Entre a
solidariedade e o egoísmo, patrões escolhem defender seus próprios interesses
Marina
Lemle | Blog de HCS-Manguinhos
Em tempos
de isolamento social e confinamento doméstico como medidas de proteção contra a
pandemia do novo coronavírus, o campo da história social do trabalho ganha
visibilidade, e sua importância torna-se ainda mais evidente. Para falar sobre
o tema, convidamos o historiador Antonio Luigi Negro, professor da Universidade
Federal da Bahia e pesquisador CNPq.
Gino,
como é conhecido, recentemente deu uma entrevista extremamente relevante sobre
o campo da história social do trabalho ao programa Labuta, produzido pelo
Laboratório de Estudos da História dos Mundos do Trabalho da UFRJ, disponível
no final desta entrevista concedida ao Blog de HCS-Manguinhos.
“Nesse
momento, pelo bem do Brasil, a parte forte deve dividir um pouco de sua força,
protegendo e socorrendo os trabalhadores, a fim de que a economia não seja mais
duramente afetada agora e se recupere com força total numa fase de
normalização”, defende Gino.
O
pesquisador é autor de um artigo que será publicado este ano na seção Imagens
da revista HCS-Manguinhos (v. 27 n.3), intitulado “O cartão postal no Brasil do
início do século XX: suporte para o encontro entre imagem e ação”.
Como o
novo coronavírus interfere nas relações de trabalho durante e depois da
pandemia?
Carreatas
nas cidades brasileiras – com patrões enclausurados em carros com ar
condicionado – exigem a volta ao trabalho de empregados que estão em suas casas
cuidando de si e das suas famílias, provisoriamente afastados de conduções
coletivas caras e de péssima qualidade, além de contagiosas. O coronavírus
interfere diretamente nas relações ao provocar uma situação em que, entre a
solidariedade e o egoísmo, os patrões escolhem a defesa de seus próprios
interesses enquanto tomam os devidos cuidados particulares para evitar o
contágio ou tratar sintomas. Patrões devem obrigatoriamente informar seus
funcionários da existência de vítimas da infecção no local de trabalho, a fim
de certificar os que estão saudáveis. Como todos sabem, o trabalho é a parte
fraca das relações empregatícias. Nesse momento, pelo bem do Brasil, a parte
forte deve dividir um pouco de sua força, protegendo e socorrendo os trabalhadores,
a fim de que a economia não seja mais duramente afetada agora e se recupere com
força total numa fase de normalização.
Qual a
importância desse campo de pesquisa da história frente a uma pandemia?
A
história social tem revelado o quanto os povos indígenas sofreram com a
conquista europeia, já que não eram imunes às doenças que os brancos
transmitiam. Agora é a nossa vez, pois ninguém tem imunidade ao coronavírus. A
história social também já revelou como Rui Barbosa preferia investir em política
pública contra a febre amarela a fim de manter a imagem, lá fora, do Brasil
como um lugar saudável para estrangeiros.

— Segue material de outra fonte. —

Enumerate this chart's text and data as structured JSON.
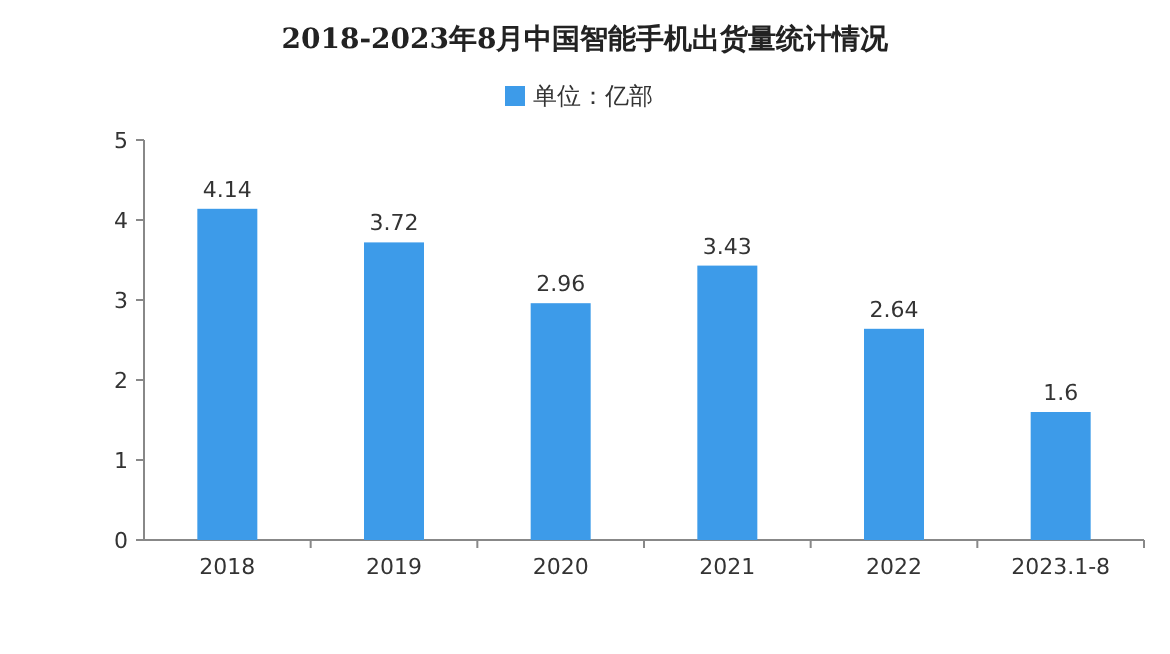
{
  "chart_data": {
    "type": "bar",
    "title": "2018-2023年8月中国智能手机出货量统计情况",
    "categories": [
      "2018",
      "2019",
      "2020",
      "2021",
      "2022",
      "2023.1-8"
    ],
    "series": [
      {
        "name": "单位：亿部",
        "color": "#3d9be9",
        "values": [
          4.14,
          3.72,
          2.96,
          3.43,
          2.64,
          1.6
        ]
      }
    ],
    "ylim": [
      0,
      5
    ],
    "yticks": [
      0,
      1,
      2,
      3,
      4,
      5
    ],
    "data_labels": true,
    "legend": "top"
  }
}
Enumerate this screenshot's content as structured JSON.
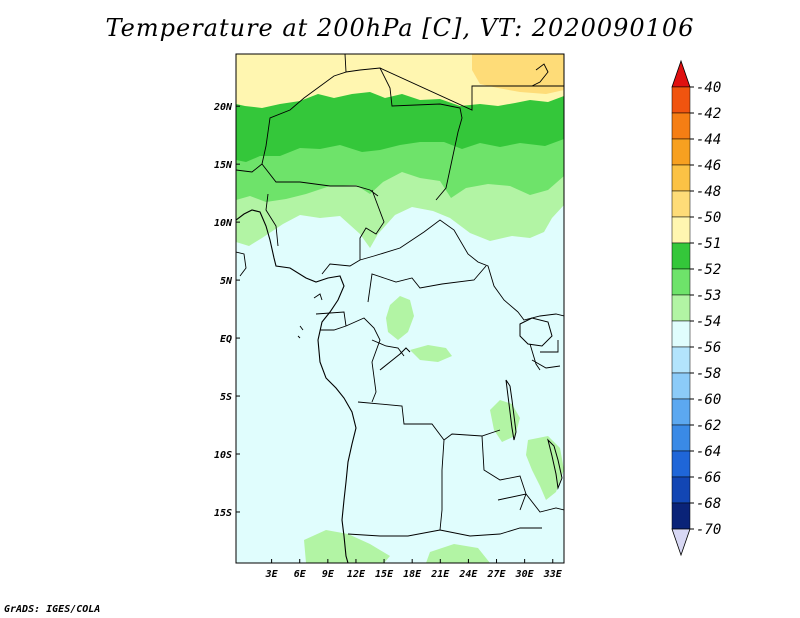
{
  "title": "Temperature at 200hPa [C], VT: 2020090106",
  "credit": "GrADS: IGES/COLA",
  "map": {
    "lon_range": [
      -0.8,
      34.2
    ],
    "lat_range": [
      -19.4,
      24.5
    ],
    "lon_ticks": [
      {
        "value": 3,
        "label": "3E"
      },
      {
        "value": 6,
        "label": "6E"
      },
      {
        "value": 9,
        "label": "9E"
      },
      {
        "value": 12,
        "label": "12E"
      },
      {
        "value": 15,
        "label": "15E"
      },
      {
        "value": 18,
        "label": "18E"
      },
      {
        "value": 21,
        "label": "21E"
      },
      {
        "value": 24,
        "label": "24E"
      },
      {
        "value": 27,
        "label": "27E"
      },
      {
        "value": 30,
        "label": "30E"
      },
      {
        "value": 33,
        "label": "33E"
      }
    ],
    "lat_ticks": [
      {
        "value": 20,
        "label": "20N"
      },
      {
        "value": 15,
        "label": "15N"
      },
      {
        "value": 10,
        "label": "10N"
      },
      {
        "value": 5,
        "label": "5N"
      },
      {
        "value": 0,
        "label": "EQ"
      },
      {
        "value": -5,
        "label": "5S"
      },
      {
        "value": -10,
        "label": "10S"
      },
      {
        "value": -15,
        "label": "15S"
      }
    ]
  },
  "colorbar": {
    "levels": [
      {
        "label": "-40",
        "color": "#e8280a"
      },
      {
        "label": "-42",
        "color": "#f0540f"
      },
      {
        "label": "-44",
        "color": "#f57e14"
      },
      {
        "label": "-46",
        "color": "#f7a020"
      },
      {
        "label": "-48",
        "color": "#fbc245"
      },
      {
        "label": "-50",
        "color": "#fedc78"
      },
      {
        "label": "-51",
        "color": "#fff6b0"
      },
      {
        "label": "-52",
        "color": "#34c73a"
      },
      {
        "label": "-53",
        "color": "#6ee36a"
      },
      {
        "label": "-54",
        "color": "#b2f4a4"
      },
      {
        "label": "-56",
        "color": "#e0fdfd"
      },
      {
        "label": "-58",
        "color": "#b3e4fc"
      },
      {
        "label": "-60",
        "color": "#8ccbf8"
      },
      {
        "label": "-62",
        "color": "#5ca8f0"
      },
      {
        "label": "-64",
        "color": "#3a8ae6"
      },
      {
        "label": "-66",
        "color": "#1f66d8"
      },
      {
        "label": "-68",
        "color": "#1246b4"
      },
      {
        "label": "-70",
        "color": "#0a2378"
      }
    ],
    "top_color": "#e01010",
    "bottom_color": "#d8d8f4"
  }
}
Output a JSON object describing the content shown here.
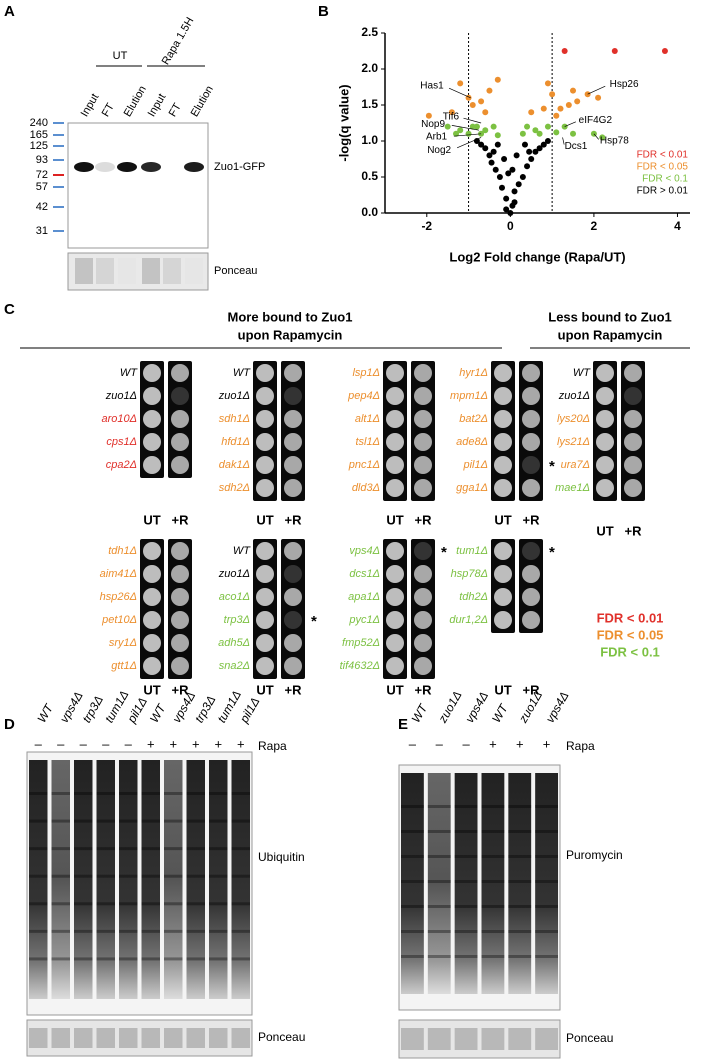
{
  "panel_a": {
    "letter": "A",
    "group_labels": [
      "UT",
      "Rapa 1.5H"
    ],
    "lanes": [
      "Input",
      "FT",
      "Elution",
      "Input",
      "FT",
      "Elution"
    ],
    "markers": [
      240,
      165,
      125,
      93,
      72,
      57,
      42,
      31
    ],
    "band_label": "Zuo1-GFP",
    "loading_label": "Ponceau"
  },
  "panel_b": {
    "letter": "B"
  },
  "chart_data": {
    "type": "scatter",
    "xlabel": "Log2 Fold change (Rapa/UT)",
    "ylabel": "-log(q value)",
    "xlim": [
      -3,
      4.3
    ],
    "ylim": [
      0,
      2.5
    ],
    "xticks": [
      -2,
      0,
      2,
      4
    ],
    "yticks": [
      {
        "value": 0,
        "label": "0.0"
      },
      {
        "value": 0.5,
        "label": "0.5"
      },
      {
        "value": 1,
        "label": "1.0"
      },
      {
        "value": 1.5,
        "label": "1.5"
      },
      {
        "value": 2,
        "label": "2.0"
      },
      {
        "value": 2.5,
        "label": "2.5"
      }
    ],
    "vlines": [
      -1,
      1
    ],
    "legend": "right",
    "series": [
      {
        "name": "FDR < 0.01",
        "color": "#e0302a",
        "x": [
          1.3,
          2.5,
          3.7
        ],
        "values": [
          2.25,
          2.25,
          2.25
        ]
      },
      {
        "name": "FDR < 0.05",
        "color": "#ec8f2e",
        "x": [
          -1.95,
          -1.2,
          -1.0,
          -0.9,
          -1.4,
          -0.7,
          -0.5,
          -0.6,
          -0.3,
          0.5,
          0.8,
          0.9,
          1.0,
          1.2,
          1.4,
          1.5,
          1.6,
          1.85,
          2.1,
          1.1
        ],
        "values": [
          1.35,
          1.8,
          1.6,
          1.5,
          1.4,
          1.55,
          1.7,
          1.4,
          1.85,
          1.4,
          1.45,
          1.8,
          1.65,
          1.45,
          1.5,
          1.7,
          1.55,
          1.65,
          1.6,
          1.35
        ]
      },
      {
        "name": "FDR < 0.1",
        "color": "#7cc142",
        "x": [
          -1.5,
          -1.2,
          -1.0,
          -0.8,
          -0.7,
          -0.6,
          -0.4,
          -0.3,
          0.3,
          0.4,
          0.6,
          0.7,
          0.9,
          1.1,
          1.3,
          1.5,
          2.0,
          2.2,
          -1.3,
          -0.9
        ],
        "values": [
          1.2,
          1.15,
          1.1,
          1.2,
          1.1,
          1.15,
          1.2,
          1.08,
          1.1,
          1.2,
          1.15,
          1.1,
          1.2,
          1.12,
          1.2,
          1.1,
          1.1,
          1.05,
          1.1,
          1.2
        ]
      },
      {
        "name": "FDR > 0.01",
        "color": "#000000",
        "x": [
          0,
          0.05,
          -0.1,
          0.1,
          -0.2,
          0.2,
          -0.25,
          0.3,
          -0.35,
          0.4,
          -0.45,
          0.5,
          -0.5,
          0.6,
          -0.6,
          0.7,
          -0.7,
          0.8,
          -0.3,
          0.35,
          -0.15,
          0.15,
          -0.05,
          0.05,
          -0.4,
          0.45,
          -0.8,
          0.9,
          -0.1,
          0.1
        ],
        "values": [
          0,
          0.1,
          0.2,
          0.3,
          0.35,
          0.4,
          0.5,
          0.5,
          0.6,
          0.65,
          0.7,
          0.75,
          0.8,
          0.85,
          0.9,
          0.9,
          0.95,
          0.95,
          0.95,
          0.95,
          0.75,
          0.8,
          0.55,
          0.6,
          0.85,
          0.85,
          1.0,
          1.0,
          0.05,
          0.15
        ]
      }
    ],
    "annotations": [
      {
        "text": "Has1",
        "x": -0.95,
        "y": 1.6
      },
      {
        "text": "Tif6",
        "x": -0.7,
        "y": 1.25
      },
      {
        "text": "Nop9",
        "x": -0.75,
        "y": 1.15
      },
      {
        "text": "Arb1",
        "x": -0.7,
        "y": 1.1
      },
      {
        "text": "Nog2",
        "x": -0.7,
        "y": 1.05
      },
      {
        "text": "Hsp26",
        "x": 1.85,
        "y": 1.65
      },
      {
        "text": "eIF4G2",
        "x": 1.3,
        "y": 1.2
      },
      {
        "text": "Hsp78",
        "x": 2.0,
        "y": 1.1
      },
      {
        "text": "Dcs1",
        "x": 1.25,
        "y": 1.05
      }
    ]
  },
  "panel_c": {
    "letter": "C",
    "titles": [
      "More bound to Zuo1",
      "upon Rapamycin"
    ],
    "titles_right": [
      "Less bound to Zuo1",
      "upon Rapamycin"
    ],
    "conditions": [
      "UT",
      "+R"
    ],
    "groups": [
      {
        "strains": [
          {
            "name": "WT",
            "color": "#000000"
          },
          {
            "name": "zuo1Δ",
            "color": "#000000"
          },
          {
            "name": "aro10Δ",
            "color": "#e0302a"
          },
          {
            "name": "cps1Δ",
            "color": "#e0302a"
          },
          {
            "name": "cpa2Δ",
            "color": "#e0302a"
          }
        ]
      },
      {
        "strains": [
          {
            "name": "WT",
            "color": "#000000"
          },
          {
            "name": "zuo1Δ",
            "color": "#000000"
          },
          {
            "name": "sdh1Δ",
            "color": "#ec8f2e"
          },
          {
            "name": "hfd1Δ",
            "color": "#ec8f2e"
          },
          {
            "name": "dak1Δ",
            "color": "#ec8f2e"
          },
          {
            "name": "sdh2Δ",
            "color": "#ec8f2e"
          }
        ]
      },
      {
        "strains": [
          {
            "name": "lsp1Δ",
            "color": "#ec8f2e"
          },
          {
            "name": "pep4Δ",
            "color": "#ec8f2e"
          },
          {
            "name": "alt1Δ",
            "color": "#ec8f2e"
          },
          {
            "name": "tsl1Δ",
            "color": "#ec8f2e"
          },
          {
            "name": "pnc1Δ",
            "color": "#ec8f2e"
          },
          {
            "name": "dld3Δ",
            "color": "#ec8f2e"
          }
        ]
      },
      {
        "strains": [
          {
            "name": "hyr1Δ",
            "color": "#ec8f2e"
          },
          {
            "name": "mpm1Δ",
            "color": "#ec8f2e"
          },
          {
            "name": "bat2Δ",
            "color": "#ec8f2e"
          },
          {
            "name": "ade8Δ",
            "color": "#ec8f2e"
          },
          {
            "name": "pil1Δ",
            "color": "#ec8f2e",
            "note": "*"
          },
          {
            "name": "gga1Δ",
            "color": "#ec8f2e"
          }
        ]
      },
      {
        "strains": [
          {
            "name": "WT",
            "color": "#000000"
          },
          {
            "name": "zuo1Δ",
            "color": "#000000"
          },
          {
            "name": "lys20Δ",
            "color": "#ec8f2e"
          },
          {
            "name": "lys21Δ",
            "color": "#ec8f2e"
          },
          {
            "name": "ura7Δ",
            "color": "#ec8f2e"
          },
          {
            "name": "mae1Δ",
            "color": "#7cc142"
          }
        ]
      },
      {
        "strains": [
          {
            "name": "tdh1Δ",
            "color": "#ec8f2e"
          },
          {
            "name": "aim41Δ",
            "color": "#ec8f2e"
          },
          {
            "name": "hsp26Δ",
            "color": "#ec8f2e"
          },
          {
            "name": "pet10Δ",
            "color": "#ec8f2e"
          },
          {
            "name": "sry1Δ",
            "color": "#ec8f2e"
          },
          {
            "name": "gtt1Δ",
            "color": "#ec8f2e"
          }
        ]
      },
      {
        "strains": [
          {
            "name": "WT",
            "color": "#000000"
          },
          {
            "name": "zuo1Δ",
            "color": "#000000"
          },
          {
            "name": "aco1Δ",
            "color": "#7cc142"
          },
          {
            "name": "trp3Δ",
            "color": "#7cc142",
            "note": "*"
          },
          {
            "name": "adh5Δ",
            "color": "#7cc142"
          },
          {
            "name": "sna2Δ",
            "color": "#7cc142"
          }
        ]
      },
      {
        "strains": [
          {
            "name": "vps4Δ",
            "color": "#7cc142",
            "note": "*"
          },
          {
            "name": "dcs1Δ",
            "color": "#7cc142"
          },
          {
            "name": "apa1Δ",
            "color": "#7cc142"
          },
          {
            "name": "pyc1Δ",
            "color": "#7cc142"
          },
          {
            "name": "fmp52Δ",
            "color": "#7cc142"
          },
          {
            "name": "tif4632Δ",
            "color": "#7cc142"
          }
        ]
      },
      {
        "strains": [
          {
            "name": "tum1Δ",
            "color": "#7cc142",
            "note": "*"
          },
          {
            "name": "hsp78Δ",
            "color": "#7cc142"
          },
          {
            "name": "tdh2Δ",
            "color": "#7cc142"
          },
          {
            "name": "dur1,2Δ",
            "color": "#7cc142"
          }
        ]
      }
    ],
    "legend": [
      {
        "text": "FDR < 0.01",
        "color": "#e0302a"
      },
      {
        "text": "FDR < 0.05",
        "color": "#ec8f2e"
      },
      {
        "text": "FDR < 0.1",
        "color": "#7cc142"
      }
    ]
  },
  "panel_d": {
    "letter": "D",
    "lanes": [
      "WT",
      "vps4Δ",
      "trp3Δ",
      "tum1Δ",
      "pil1Δ",
      "WT",
      "vps4Δ",
      "trp3Δ",
      "tum1Δ",
      "pil1Δ"
    ],
    "treatment": [
      "–",
      "–",
      "–",
      "–",
      "–",
      "+",
      "+",
      "+",
      "+",
      "+"
    ],
    "treatment_label": "Rapa",
    "blot_label": "Ubiquitin",
    "loading_label": "Ponceau"
  },
  "panel_e": {
    "letter": "E",
    "lanes": [
      "WT",
      "zuo1Δ",
      "vps4Δ",
      "WT",
      "zuo1Δ",
      "vps4Δ"
    ],
    "treatment": [
      "–",
      "–",
      "–",
      "+",
      "+",
      "+"
    ],
    "treatment_label": "Rapa",
    "blot_label": "Puromycin",
    "loading_label": "Ponceau"
  }
}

Não houve o mesmo empenho no
tratamento da tuberculose, doença que pega nos trabalhadores brasileiros, com
alto índice de letalidade. A história social, em acréscimo, já deixou claro que
vacinação é uma medida que tem de ser tomada tendo em conta os direitos de
cidadania do público a que se destina, sendo a Revolta da Vacina o seu caso
paradigmático. A pesquisa em história social adicionalmente demonstra ser
necessário o cuidado com todos os seres, humanos e não-humanos. Por fim, a
história social contribui decisivamente ao mostrar a importância dos
trabalhadores da saúde, não apenas médicos e enfermeiros, mas toda mão-de-obra
envolvida nas políticas públicas de saúde: os técnicos nos laboratórios, os
agentes contra o mosquito da dengue, por exemplo, os terceirizados, os
funcionários da limpeza, transporte e alimentação. Esta é fileira que está na
linha de frente do combate frontal contra o coronavírus. A pesquisa científica
da área de humanas no Brasil tem excelência internacional e está sendo
virulentamente perseguida porque tem compromisso com a verdade dos fatos
históricos, o que passa pela avaliação cuidadosa do papel das elites dirigentes
na condução dos interesses nacionais.
Gostaria
de acrescentar algo?
Sim,
gostaria. Nem as redes sociais nem Madero falam a verdade quando dizem ser sua
missão construir um mundo melhor. As redes sociais rejeitam controlar o vírus
da mentira, do preconceito e do ódio porque lucram com isso. É necessário
urgentemente taxar as grandes fortunas a fim de distribuir a renda e cuidar da
saúde, educação, moradia e transporte. E também da ciência: é preciso aumentar
o número e o valor das bolsas do sistema de pós-graduação do Brasil, bem como
dos programas de iniciação científica. Isto é para ontem!